Touring with Riverdance
It’s Friday night in downtown Detroit, and I’m in the dressing room of the Fox Theatre, getting ready to perform with the national touring company of Riverdance. The Boyne, as the North American company is known, called me in when one of their dancers went on leave, so I’m taking a one-week hiatus from Dance Magazine to bring some Irish cheer to the Motor City. I think we’re doing a good job so far; this town might be hard-hit by the economic recession, but you wouldn’t know it from the enthusiasm in the crowds.
This week has been a whirlwind––reacquainting myself with the choreography, getting fitted for costumes, catching up with old friends––and tonight will be my fourth show in three days. It’s always a little nerve-wracking jumping right back into the troupe; before opening night, I hadn’t danced the show in almost a year, and I had about a half-hour of rehearsal time onstage. But once you’ve done the steps eight times a week for four months (which I did a few years ago), they don’t really leave your body. The music comes on, you start lining up in the wings, and it all comes racing back, from the details of the footwork to the whooping and hollering at the end of each act.
Every time I reunite with Riverdance, I feel more at home onstage, more present. During my first tour in 2005, I was all tension and nerves, afraid that I’d draw a blank in front of thousands of people, or get lost in the cloud of dry ice and end up in the wrong spot, or run out of steam mid-finale while the rest of the Rockette-like line kept on chugging. It was draining (when you tell yourself you won’t have enough stamina, you won’t).

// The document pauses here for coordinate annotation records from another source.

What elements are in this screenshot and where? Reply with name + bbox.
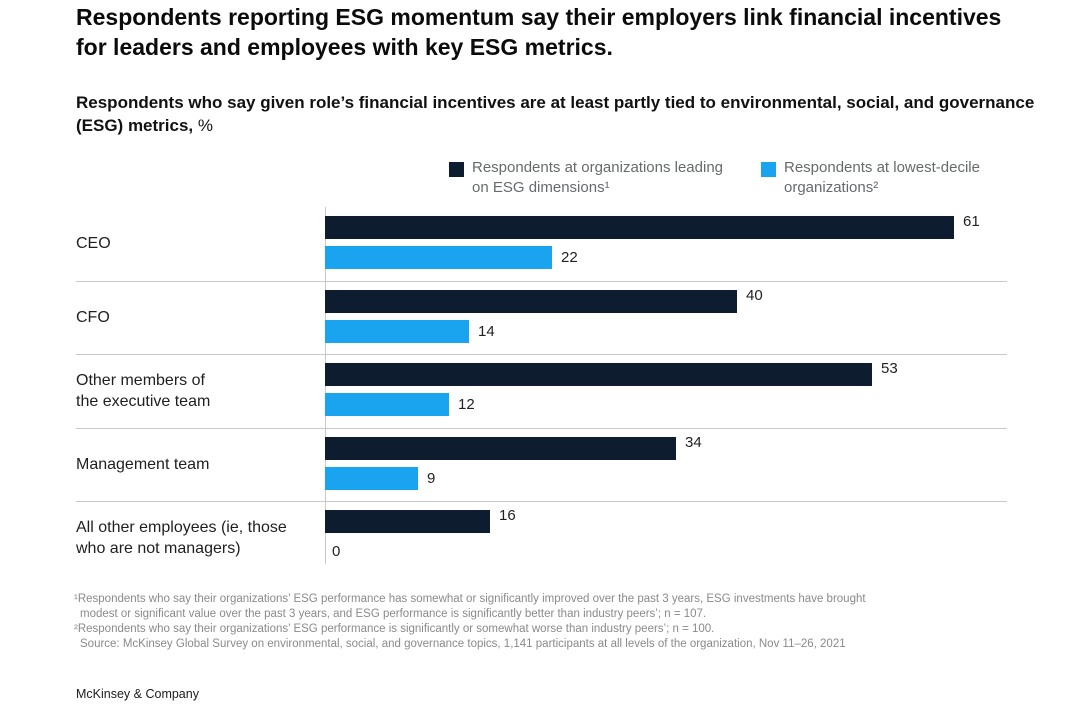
category-label-line: CEO <box>76 235 111 252</box>
group-divider <box>76 428 1007 429</box>
category-label: Management team <box>76 454 209 475</box>
footnote-1: ¹Respondents who say their organizations… <box>74 592 1034 607</box>
chart-subtitle: Respondents who say given role’s financi… <box>76 91 1036 137</box>
subtitle-unit: % <box>197 116 214 135</box>
legend-swatch-leading <box>449 162 464 177</box>
category-label-line: who are not managers) <box>76 540 241 557</box>
bar-value-label: 16 <box>499 507 516 524</box>
category-label: CEO <box>76 233 111 254</box>
footnote-1-cont: modest or significant value over the pas… <box>80 607 1040 622</box>
legend-swatch-lowest <box>761 162 776 177</box>
bar-leading <box>325 216 954 239</box>
bar-value-label: 22 <box>561 249 578 266</box>
footnote-1-cont-text: modest or significant value over the pas… <box>80 608 707 620</box>
bar-value-label: 14 <box>478 323 495 340</box>
bar-lowest <box>325 246 552 269</box>
subtitle-text: Respondents who say given role’s financi… <box>76 93 1035 135</box>
category-label-line: Other members of <box>76 372 205 389</box>
source-note: Source: McKinsey Global Survey on enviro… <box>80 637 1040 652</box>
bar-value-label: 61 <box>963 213 980 230</box>
group-divider <box>76 281 1007 282</box>
legend-lowest-line2: organizations² <box>784 179 879 196</box>
bar-value-label: 9 <box>427 470 436 487</box>
legend-lowest-line1: Respondents at lowest-decile <box>784 159 980 176</box>
bar-leading <box>325 510 490 533</box>
footnote-2-text: ²Respondents who say their organizations… <box>74 623 715 635</box>
category-label: All other employees (ie, those who are no… <box>76 517 287 559</box>
category-label-line: All other employees (ie, those <box>76 519 287 536</box>
bar-leading <box>325 437 676 460</box>
source-note-text: Source: McKinsey Global Survey on enviro… <box>80 638 846 650</box>
footnote-1-text: ¹Respondents who say their organizations… <box>74 593 866 605</box>
bar-value-label: 12 <box>458 396 475 413</box>
bar-value-label: 53 <box>881 360 898 377</box>
legend-lowest: Respondents at lowest-decile organizatio… <box>784 158 980 198</box>
footnote-2: ²Respondents who say their organizations… <box>74 622 1034 637</box>
bar-lowest <box>325 320 469 343</box>
bar-lowest <box>325 467 418 490</box>
bar-lowest <box>325 393 449 416</box>
legend-leading-line1: Respondents at organizations leading <box>472 159 724 176</box>
category-label: Other members of the executive team <box>76 370 210 412</box>
category-label: CFO <box>76 307 110 328</box>
bar-value-label: 40 <box>746 287 763 304</box>
group-divider <box>76 501 1007 502</box>
chart-title: Respondents reporting ESG momentum say t… <box>76 4 1002 60</box>
group-divider <box>76 354 1007 355</box>
legend-leading: Respondents at organizations leading on … <box>472 158 723 198</box>
bar-value-label: 34 <box>685 434 702 451</box>
brand-logo-text: McKinsey & Company <box>76 687 199 701</box>
bar-leading <box>325 290 737 313</box>
category-label-line: Management team <box>76 456 210 473</box>
bar-value-label: 0 <box>332 543 341 560</box>
category-label-line: CFO <box>76 309 110 326</box>
legend-leading-line2: on ESG dimensions¹ <box>472 179 610 196</box>
bar-leading <box>325 363 872 386</box>
category-label-line: the executive team <box>76 393 211 410</box>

But since then, I’ve learned to relax into performing, and it’s not just a matter of comfort through repetition. I’ve also gotten some new movement principles under my belt—from yoga, Feldenkrais, and release technique––ideas that are helpful for any performer, but that don’t make their way into a traditional Irish dance class. Now when I get onstage, I have a fuller awareness of my whole body, of how to use it efficiently and present it confidently.
Dancing this show is like running a few 100-yard dashes––really fast––with plenty of time to breathe in between. When you’re on, you really have to be on, but there are lulls in the action where you can refuel. During those times, I always like watching the show from the wings, especially Firedance, the sultry flamenco solo that melds into a fire-against-ice quintet with four of the male Irish dancers. The flamenco soloist on this tour is my friend Rocio Montoya from Granada, Spain. She is a gorgeous mover, and I feel lucky that I get the chance to watch her so close up. In stature, she couldn’t be more different from the show’s original flamenco soloist, the towering, voluptuous Maria Pages. Rocio has a tiny frame, but she moves big; you feel like every twist of her body and toss of her red skirt really is powered by some kind of elemental force. Offstage, Rocio lets me practice Spanish with her, and before I go home on Sunday, I want her to teach me a few steps of flamenco.
There’s a lot of good energy in the company right now, thanks to the results of the World Irish Dancing Championships, which have been going on this week Philadelphia. We just found out that former Riverdance member Scott Doherty (who now tours with Lord of the Dance) won first place in the senior men’s competition, and Meghan Lucey, who’s currently in the troupe but taking the week off, brought home second place in her age group. Everyone is so happy for them, and we’ll be thinking of them when we perform tonight.